BACKGROUND: IGTS is a rare phenomenon of paradoxical germ cell tumor (GCT) growth during or following treatment despite normalization of tumor markers. We sought to evaluate the frequency, clinical characteristics and outcome of IGTS in patients in 21 North-American and Australian institutions. METHODS: Patients with IGTS diagnosed from 2000-2017 were retrospectively evaluated. RESULTS: Out of 739 GCT diagnoses, IGTS was identified in 33 patients (4.5%). IGTS occurred in 9/191 (4.7%) mixed-malignant GCTs, 4/22 (18.2%) immature teratomas (ITs), 3/472 (0.6%) germinomas/germinomas with mature teratoma, and in 17 secreting non-biopsied tumours. Median age at GCT diagnosis was 10.9 years (range 1.8-19.4).
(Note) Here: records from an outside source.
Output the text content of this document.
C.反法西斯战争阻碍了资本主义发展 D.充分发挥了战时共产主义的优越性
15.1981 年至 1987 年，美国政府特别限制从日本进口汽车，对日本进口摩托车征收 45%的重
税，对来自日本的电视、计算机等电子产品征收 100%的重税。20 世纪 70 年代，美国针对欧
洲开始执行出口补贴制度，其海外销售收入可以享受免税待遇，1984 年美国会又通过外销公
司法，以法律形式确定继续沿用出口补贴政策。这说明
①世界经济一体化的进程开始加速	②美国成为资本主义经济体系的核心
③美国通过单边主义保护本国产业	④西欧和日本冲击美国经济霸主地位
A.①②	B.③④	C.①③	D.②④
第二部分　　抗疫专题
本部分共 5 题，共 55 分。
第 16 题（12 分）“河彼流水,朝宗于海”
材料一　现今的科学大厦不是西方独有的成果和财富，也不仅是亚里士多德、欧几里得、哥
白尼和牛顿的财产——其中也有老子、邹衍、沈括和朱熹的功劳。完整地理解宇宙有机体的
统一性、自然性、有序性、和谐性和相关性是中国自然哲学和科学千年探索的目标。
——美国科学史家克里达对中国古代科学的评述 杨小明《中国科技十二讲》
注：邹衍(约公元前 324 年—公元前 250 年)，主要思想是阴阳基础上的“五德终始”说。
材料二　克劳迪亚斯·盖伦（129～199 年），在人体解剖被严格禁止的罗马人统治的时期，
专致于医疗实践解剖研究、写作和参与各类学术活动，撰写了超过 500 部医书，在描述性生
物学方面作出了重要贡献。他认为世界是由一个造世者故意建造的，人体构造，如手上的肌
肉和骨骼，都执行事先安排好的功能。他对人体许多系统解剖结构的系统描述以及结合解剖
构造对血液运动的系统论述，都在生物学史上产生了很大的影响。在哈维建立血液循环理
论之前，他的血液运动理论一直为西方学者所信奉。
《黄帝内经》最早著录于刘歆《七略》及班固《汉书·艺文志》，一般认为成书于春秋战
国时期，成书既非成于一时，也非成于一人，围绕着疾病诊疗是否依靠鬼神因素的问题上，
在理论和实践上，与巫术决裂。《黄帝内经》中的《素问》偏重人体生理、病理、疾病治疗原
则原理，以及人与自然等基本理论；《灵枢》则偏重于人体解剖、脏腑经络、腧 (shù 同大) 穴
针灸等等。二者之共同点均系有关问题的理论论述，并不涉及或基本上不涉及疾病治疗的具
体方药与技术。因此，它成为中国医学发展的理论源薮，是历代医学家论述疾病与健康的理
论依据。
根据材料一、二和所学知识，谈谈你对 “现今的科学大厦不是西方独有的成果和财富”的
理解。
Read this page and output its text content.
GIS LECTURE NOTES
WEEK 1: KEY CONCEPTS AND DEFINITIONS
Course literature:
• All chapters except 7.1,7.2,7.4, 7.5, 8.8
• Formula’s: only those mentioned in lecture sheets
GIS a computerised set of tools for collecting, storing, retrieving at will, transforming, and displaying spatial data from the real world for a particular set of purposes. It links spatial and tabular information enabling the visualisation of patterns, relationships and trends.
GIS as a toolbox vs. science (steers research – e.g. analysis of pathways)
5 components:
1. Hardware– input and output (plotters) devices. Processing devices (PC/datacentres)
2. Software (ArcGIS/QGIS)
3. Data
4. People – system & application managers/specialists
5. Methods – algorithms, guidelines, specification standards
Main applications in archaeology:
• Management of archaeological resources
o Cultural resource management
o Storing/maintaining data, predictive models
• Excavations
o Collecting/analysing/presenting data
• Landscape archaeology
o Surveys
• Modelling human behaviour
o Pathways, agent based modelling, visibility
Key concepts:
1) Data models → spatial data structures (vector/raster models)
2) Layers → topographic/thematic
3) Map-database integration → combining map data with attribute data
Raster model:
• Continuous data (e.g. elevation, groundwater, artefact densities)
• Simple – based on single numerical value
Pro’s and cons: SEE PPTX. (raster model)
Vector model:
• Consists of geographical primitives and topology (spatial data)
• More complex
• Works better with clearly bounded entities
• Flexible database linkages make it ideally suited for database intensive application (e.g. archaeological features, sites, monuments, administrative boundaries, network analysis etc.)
Male gender (84%) and pineal location (88%) predominated. Of 27 patients with elevated markers, median serum AFP and Beta-HCG were 70 ng/mL (range 9.2-932) and 44 IU/L (range 4.2-493), respectively. IGTS occurred at a median time of 2 months (range 0.5-32) from diagnosis, during chemotherapy in 85%, radiation in 3%, and after treatment completion in 12%. Surgical resection was attempted in all, leading to gross total resection in 76%. Most patients (79%) resumed GCT chemotherapy/radiation after surgery. At a median follow-up of 5.3 years (range 0.3-12), all but 2 patients are alive (1 succumbed to progressive disease, 1 to malignant transformation of GCT). CONCLUSION: IGTS occurred in less than 5% of patients with GCT and most commonly after initiation of chemotherapy. IGTS was more common in patients with IT-only on biopsy than with mixed-malignant GCT. Surgical resection is a principal treatment modality. Survival outcomes for patients who developed IGTS are favourable.